AirSpex 2007

6.1. General


All spectral movies from the flights are run with the “yaPlaySpecX” software, to convert the movies into spectral images of different wavelengths.

To analyse and classify objects from the images, the software “ImageCalculator” is used.




A panorama made from images taken with the SLR camera, during run number 6 with the helicopter over Longyearbyen (the chosen run for analysis). Note that although the central part of the image appears to be free from the effects of stitching the images together, it is visible along the top and bottom edges. The stitching was created with AutoStitch.








Figure 6.1.1: Panorama produced by images taken with the SLR camera.


From this run, 16 spectral images from the whole interval (370—700 nm) are obtained, by choosing a band pass of 22 nm. 
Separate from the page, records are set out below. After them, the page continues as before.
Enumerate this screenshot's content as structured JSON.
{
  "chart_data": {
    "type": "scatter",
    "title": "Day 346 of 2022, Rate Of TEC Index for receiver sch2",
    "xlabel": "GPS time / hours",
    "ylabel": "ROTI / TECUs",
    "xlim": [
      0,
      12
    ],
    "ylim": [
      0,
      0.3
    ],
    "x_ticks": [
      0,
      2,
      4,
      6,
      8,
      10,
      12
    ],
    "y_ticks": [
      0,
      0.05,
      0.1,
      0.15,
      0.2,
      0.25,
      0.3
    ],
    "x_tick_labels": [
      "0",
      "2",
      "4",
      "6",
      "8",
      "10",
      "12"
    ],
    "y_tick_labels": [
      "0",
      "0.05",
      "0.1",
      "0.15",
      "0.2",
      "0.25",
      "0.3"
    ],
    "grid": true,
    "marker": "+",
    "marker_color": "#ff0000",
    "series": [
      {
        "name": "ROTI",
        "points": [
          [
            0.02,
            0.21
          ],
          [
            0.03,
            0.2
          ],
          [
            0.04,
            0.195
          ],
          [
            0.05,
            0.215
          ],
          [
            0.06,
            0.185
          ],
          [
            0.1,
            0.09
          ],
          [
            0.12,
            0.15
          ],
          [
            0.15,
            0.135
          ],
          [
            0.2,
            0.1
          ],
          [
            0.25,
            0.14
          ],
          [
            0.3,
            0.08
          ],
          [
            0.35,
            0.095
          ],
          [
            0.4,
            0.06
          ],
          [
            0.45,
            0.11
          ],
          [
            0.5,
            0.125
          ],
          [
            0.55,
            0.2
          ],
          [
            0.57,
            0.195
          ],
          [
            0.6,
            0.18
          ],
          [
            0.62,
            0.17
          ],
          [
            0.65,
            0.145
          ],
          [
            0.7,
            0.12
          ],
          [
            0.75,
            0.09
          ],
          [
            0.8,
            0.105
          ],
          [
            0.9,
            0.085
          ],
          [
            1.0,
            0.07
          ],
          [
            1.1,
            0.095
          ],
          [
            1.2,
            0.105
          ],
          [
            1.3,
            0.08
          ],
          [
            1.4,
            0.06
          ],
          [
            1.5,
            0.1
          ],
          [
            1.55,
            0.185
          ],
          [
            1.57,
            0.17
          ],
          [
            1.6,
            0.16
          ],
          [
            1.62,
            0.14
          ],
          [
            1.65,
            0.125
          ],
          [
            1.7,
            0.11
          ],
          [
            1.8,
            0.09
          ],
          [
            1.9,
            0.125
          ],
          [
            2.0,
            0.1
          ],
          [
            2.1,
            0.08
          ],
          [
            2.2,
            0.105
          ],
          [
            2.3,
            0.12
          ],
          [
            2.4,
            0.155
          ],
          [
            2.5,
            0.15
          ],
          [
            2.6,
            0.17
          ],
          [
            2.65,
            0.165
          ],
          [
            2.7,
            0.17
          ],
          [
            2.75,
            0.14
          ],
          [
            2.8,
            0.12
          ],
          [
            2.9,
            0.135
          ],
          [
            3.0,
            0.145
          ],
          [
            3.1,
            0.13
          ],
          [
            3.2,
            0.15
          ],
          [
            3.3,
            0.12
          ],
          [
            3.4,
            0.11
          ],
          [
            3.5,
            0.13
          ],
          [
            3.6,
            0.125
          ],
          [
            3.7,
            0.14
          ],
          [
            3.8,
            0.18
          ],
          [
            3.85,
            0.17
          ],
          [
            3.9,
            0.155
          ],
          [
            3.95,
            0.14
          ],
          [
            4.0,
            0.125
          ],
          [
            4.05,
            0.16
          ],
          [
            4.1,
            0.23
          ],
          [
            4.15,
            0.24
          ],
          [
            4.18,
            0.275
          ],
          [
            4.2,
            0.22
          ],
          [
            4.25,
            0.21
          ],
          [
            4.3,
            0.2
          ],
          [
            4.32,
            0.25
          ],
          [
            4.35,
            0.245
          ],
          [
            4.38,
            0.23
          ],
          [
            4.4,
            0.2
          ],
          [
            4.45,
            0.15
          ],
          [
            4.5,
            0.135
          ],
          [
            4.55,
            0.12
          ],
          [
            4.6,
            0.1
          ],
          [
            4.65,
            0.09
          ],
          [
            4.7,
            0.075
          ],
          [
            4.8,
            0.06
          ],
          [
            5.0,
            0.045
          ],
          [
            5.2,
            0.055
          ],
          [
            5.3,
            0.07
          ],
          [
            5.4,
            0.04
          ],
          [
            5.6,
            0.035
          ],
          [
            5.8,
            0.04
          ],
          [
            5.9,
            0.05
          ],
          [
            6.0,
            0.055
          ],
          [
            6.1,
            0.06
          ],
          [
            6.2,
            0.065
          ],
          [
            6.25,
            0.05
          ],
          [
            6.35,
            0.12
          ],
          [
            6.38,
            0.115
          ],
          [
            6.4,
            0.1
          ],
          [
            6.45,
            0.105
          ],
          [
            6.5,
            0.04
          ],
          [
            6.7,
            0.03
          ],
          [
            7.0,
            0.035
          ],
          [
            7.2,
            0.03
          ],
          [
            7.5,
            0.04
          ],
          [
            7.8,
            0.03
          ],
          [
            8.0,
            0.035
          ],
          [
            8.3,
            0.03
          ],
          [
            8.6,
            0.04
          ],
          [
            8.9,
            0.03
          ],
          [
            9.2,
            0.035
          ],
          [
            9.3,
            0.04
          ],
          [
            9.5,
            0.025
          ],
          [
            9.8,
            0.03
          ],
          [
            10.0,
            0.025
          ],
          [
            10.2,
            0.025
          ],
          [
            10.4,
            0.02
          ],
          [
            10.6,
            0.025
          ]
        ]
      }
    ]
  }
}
Figure 6.2.2 shows all spectral images in our 16 wavelengths of the target line. The difference in signal to noise ratio between the different wavelengths is evident from this figure.


Spectral images
























Figure 6.1.2: Image of the target line, in all wavelengths. 


This image was used for modelling of the various classes in ImageCalculator.



RGB composite of the target line


A RGB-composite of the run is presented in Figure 6.1.1. The composite is built up by three spectral images, in order to represent the real colours of the target. The three first panels of Figure 6.1.1 shows these three images, captured in wavelengths 634 nm (red), 568 nm (green) and 480 nm (blue). The software yaSpecColorX was used for the first three images, and the composite was produced in ImageCalculator. Even though the real colours aren’t fully representative the RGB clearly shows the colour features of the target line, such as the red roof of the Lompensentret.












Figure 6.1.3: Target viewed in the three different wavelengths (panel 1—3) making up the colour composite (panel 4).



Gyro correction


As it is seen on Figure 6.1.3 is the helicopter a very unstable platform for imaging spectroscopy. This means that features which normally are straight looks meandering, such as the road going through Longyearbyen does on Figure 6.1.3. By using the data collected from the Gyro, under the flight, the image could be restored to look like the panorama picture from Figure 6.1.1. This correction is out of scope for this years campaign.